- Всё бегаешь, Илюшка? - спросил Никодим, доставая из шкафчика стаканы и вазочки с мёдом и вареньем.
- А что делать, служба такая, - мой друг относился к тем немногим за пределами нашего 'государства', кто знал как задачи, так и возможности нашего Братства и потому более подробные объяснения ему не требовались.
- А чего к нам прискакали? - щелкнув клавишей доисторической редкости, электрического чайника, монах присел на стул.
- Пришлых гнали, - посвящать даже его во в с е подробности нашего дела я не имел права. - Издалека пришли гости дорогие, аж с янтарных берегов.
- Да ну! - Никодим недоверчиво изогнул бровь. - Всё не успокоятся, ироды? Чего на этот раз хотели?
- Странного. Ты отца Андрея когда увидишь? У меня для него от Виталия Андреевича весточка.
Никодим переменился в лице и смущённо затеребил бороду.
- Что не так, Никодимушка?
- Отче вчера преставился - грусть в голосе монаха была не показной ни разу.
Я опешил, отцу Андрею ведь и шестидесяти не было!
- Болел он, - после долгой паузы произнёс инок. - В феврале месяце слёг, почитай сразу перед днём Русского воинства, да и сгорел в три месяца. В нём едва половина от прежнего осталась. Вы людей на улице должны были видеть - прощаться народ с раннего утра идёт, хорошего человека Господь к себе прибрал…
Я достал маленькую фляжку и, пробормотав 'Помянем!', сделал большой глоток. Настойка обожгла глотку, выбив слезы из глаз, но стало легче. Я протянул фляжку Никодиму. Обычно он спиртного не употребляет, но сейчас приложился. Помолчав с минуту, он сделал ещё один глоток и тряхнул коротко остриженной головой:
- Вот так вот, брат. Батя твой два года назад, отче сейчас… Уходят старики. Уходят. Как хоть, Андреич ничего?
- Нормально с ним, здоров и силён пока, вот полковник Поликанов из псковских зимой умер. Сердце.
- Эх, судьба, судьбинушка… На себе вытащили нас, кровь проливая… Прощаться пойдёшь?
- Конечно! Он мне не чужой был!
- Я отведу. Позже. Что за послание? - он перешёл на деловитый тон.
- А кто вместо наставника теперь? Отец Владимир?

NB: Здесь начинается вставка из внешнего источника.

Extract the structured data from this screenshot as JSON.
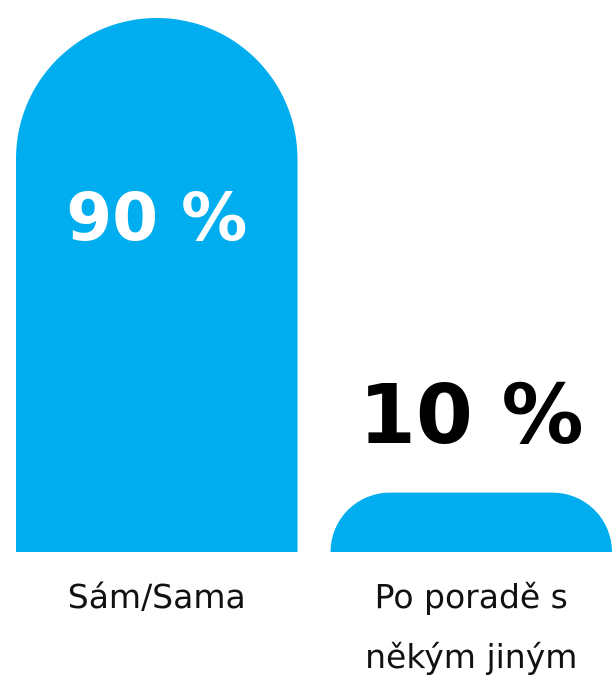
{
  "chart_data": {
    "type": "bar",
    "categories": [
      "Sám/Sama",
      "Po poradě s někým jiným"
    ],
    "values": [
      90,
      10
    ],
    "value_labels": [
      "90 %",
      "10 %"
    ],
    "color": "#00aeef",
    "ylim": [
      0,
      90
    ]
  }
}
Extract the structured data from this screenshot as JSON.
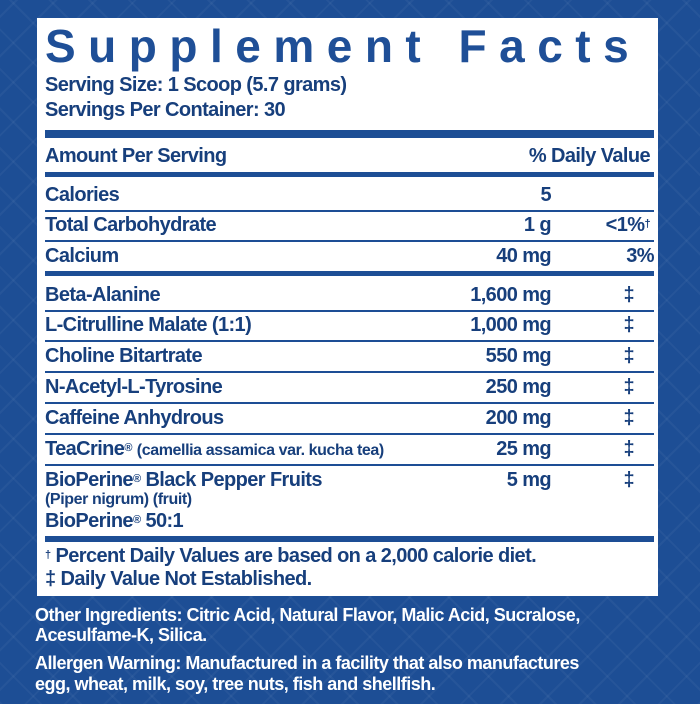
{
  "title": "Supplement Facts",
  "serving_size": "Serving Size: 1 Scoop (5.7 grams)",
  "servings_per_container": "Servings Per Container: 30",
  "header": {
    "amount": "Amount Per Serving",
    "dv": "% Daily Value"
  },
  "rows1": [
    {
      "name": "Calories",
      "amount": "5",
      "dv": ""
    },
    {
      "name": "Total Carbohydrate",
      "amount": "1 g",
      "dv": "<1%",
      "dv_mark": "†"
    },
    {
      "name": "Calcium",
      "amount": "40 mg",
      "dv": "3%"
    }
  ],
  "rows2": [
    {
      "name": "Beta-Alanine",
      "amount": "1,600 mg",
      "dv": "‡"
    },
    {
      "name": "L-Citrulline Malate (1:1)",
      "amount": "1,000 mg",
      "dv": "‡"
    },
    {
      "name": "Choline Bitartrate",
      "amount": "550 mg",
      "dv": "‡"
    },
    {
      "name": "N-Acetyl-L-Tyrosine",
      "amount": "250 mg",
      "dv": "‡"
    },
    {
      "name": "Caffeine Anhydrous",
      "amount": "200 mg",
      "dv": "‡"
    }
  ],
  "teacrine": {
    "name": "TeaCrine",
    "reg": "®",
    "desc": "(camellia assamica var. kucha tea)",
    "amount": "25 mg",
    "dv": "‡"
  },
  "bioperine": {
    "name": "BioPerine",
    "reg": "®",
    "name2": "Black Pepper Fruits",
    "sub": "(Piper nigrum) (fruit)",
    "line3": "BioPerine",
    "line3b": "50:1",
    "amount": "5 mg",
    "dv": "‡"
  },
  "footnotes": {
    "dagger_mark": "†",
    "dagger": "Percent Daily Values are based on a 2,000 calorie diet.",
    "ddagger_mark": "‡",
    "ddagger": "Daily Value Not Established."
  },
  "other_ingredients": [
    "Other Ingredients: Citric Acid, Natural Flavor, Malic Acid, Sucralose,",
    "Acesulfame-K, Silica."
  ],
  "allergen": [
    "Allergen Warning: Manufactured in a facility that also manufactures",
    "egg, wheat, milk, soy, tree nuts, fish and shellfish."
  ],
  "colors": {
    "background": "#1d4e95",
    "text": "#173f7c",
    "panel": "#ffffff"
  }
}
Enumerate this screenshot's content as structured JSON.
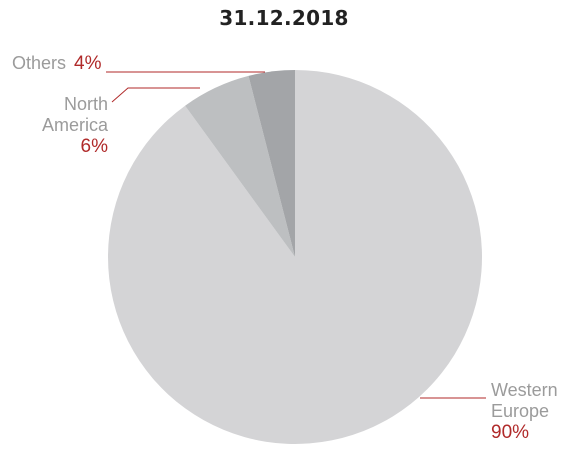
{
  "chart_data": {
    "type": "pie",
    "title": "31.12.2018",
    "slices": [
      {
        "name": "Western Europe",
        "label_lines": [
          "Western",
          "Europe"
        ],
        "value": 90,
        "value_label": "90%",
        "color": "#d4d4d6"
      },
      {
        "name": "North America",
        "label_lines": [
          "North",
          "America"
        ],
        "value": 6,
        "value_label": "6%",
        "color": "#bdbfc1"
      },
      {
        "name": "Others",
        "label_lines": [
          "Others"
        ],
        "value": 4,
        "value_label": "4%",
        "color": "#a3a5a8"
      }
    ],
    "legend": "none",
    "label_color": "#9b9b9b",
    "value_color": "#b02a2a"
  }
}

- Пока он, а там видно будет.
- Этот поймёт, тоже из прежних. Послание такое: 'Трехголовые начали игру. В деле и те, с кем дедушки бились. Юг готов проснуться, и прислал карфагенские яблоки раздора. Солёные уши что-то затевают не во благо всем'.
- Вычурно, ничего не скажешь! - хмыкнул Никодим.
- Это что, вначале вообще в стихах было.
- Мне подсказку не дашь?
- Нет. Но своими словами расскажу, что со своего шестка вижу.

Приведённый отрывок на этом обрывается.